Side effects remain a concern, despite these drugs being so-called “targeted therapies.” “We are seeing toxicities,” says Thomas Force of Temple University, citing two examples – sunitinib, sold by Pfizer as Sutent to treat gastrointestinal stromal tumors, and dasatinib, marketed as Sprycel by Bristol-Myers-Squibb to treat certain adult leukemias.

As Force explains, one organ that is inadvertently affected by drugs that target kinases is the heart. The heart is an enormous consumer of energy. Any perturbations to the energy production system, either from dialing down or up kinase activity, could cause cardiac dysfunction. Other organs may be affected, but the heart, says Force, is “the first thing to go.” With more therapies targeted against kinases in the pipeline, Force anticipates that researchers will see cardiac abnormalities crop up in some patients taking some of the drugs over the long term.

Another challenge is knowing when the therapy will work. Vemurafenib is a drug developed by Plexxicon and Hoffmann–La Roche that received FDA approval for the treatment of late-stage melanoma last summer. It is an inhibitor of B-Raf oncogene, which is mutated in about 60 percent of malignant melanomas. Patients with a particular mutation, the V600E mutation in which the valine at position number 600 in the kinase is replaced with glutamic acid, respond well to vemurafenib. But if the drug is given to patients who don’t have the mutation, they develop a secondary cancer.

“It’s the prototype right now for a drug that can be given safely to only patients with a mutation” in B-Raf, says Shokat. “If you give it to a patient who does not have the mutation and may have a Ras mutation, they are going to get another cancer induced.

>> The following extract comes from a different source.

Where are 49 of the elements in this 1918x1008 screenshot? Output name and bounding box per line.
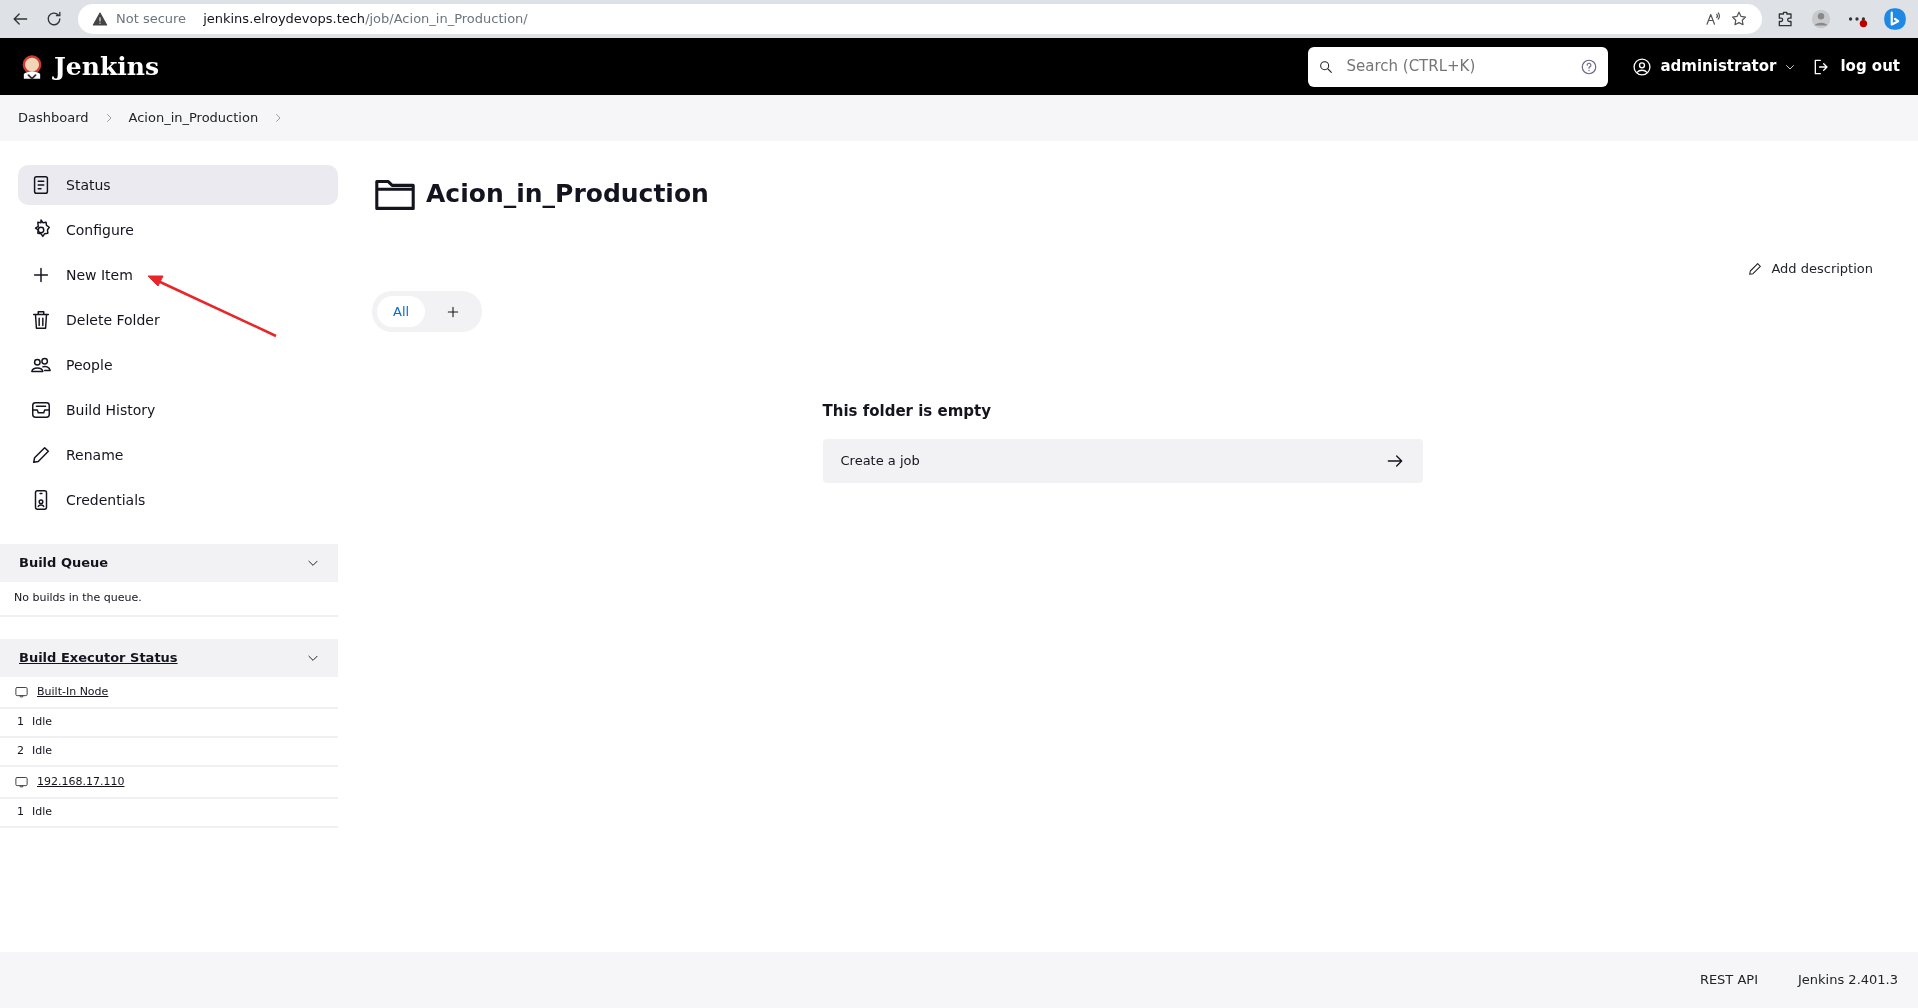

It’s not life-threatening like the first one, but it’s not going to benefit them.”

Other stumbling blocks are emerging. For instance, researchers are beginning to appreciate that kinases are dynamic entities that can easily change their conformations. Vemurafenib causes secondary cancers in patients missing the V600E mutation because it causes B-Raf to dimerize. The dimerized kinase stimulates more signal transduction. “Now that we know that happens, we can screen for molecules that don’t disrupt the kinase conformation and don’t allow dimerization,” says Shokat. “But just until a few years ago we didn’t think that was all that important.”

Targets can be two-faced. One kinase that drug companies are pursuing hotly is TOR. Shokat and colleagues recently demonstrated that TOR can either help or hinder therapy. They showed that inhibition of the TOR kinase could inadvertently cause acceleration of the very signaling pathway the inhibitor was supposed to stall, because TOR is involved in both positive and negative regulation of the Raf/ERK pathway. Depending on whether it’s dialing the pathway up or down, TOR can be either a target or an antitarget (3). “The difficulty is TOR is not a target in every cancer setting, but that’s because cancer is not one disease,” says Shokat.

Another challenge is that the number of feasible kinase targets is limited. “We’re running out of good kinase targets,” says Stokoe. “There are probably five to 10 really well-validated kinases that are known to drive tumorigenesis in a significant number of tumors.” The restricted number of known good kinase targets also limits the ways in which signaling pathways can be disrupted, narrowing down possibilities for therapies.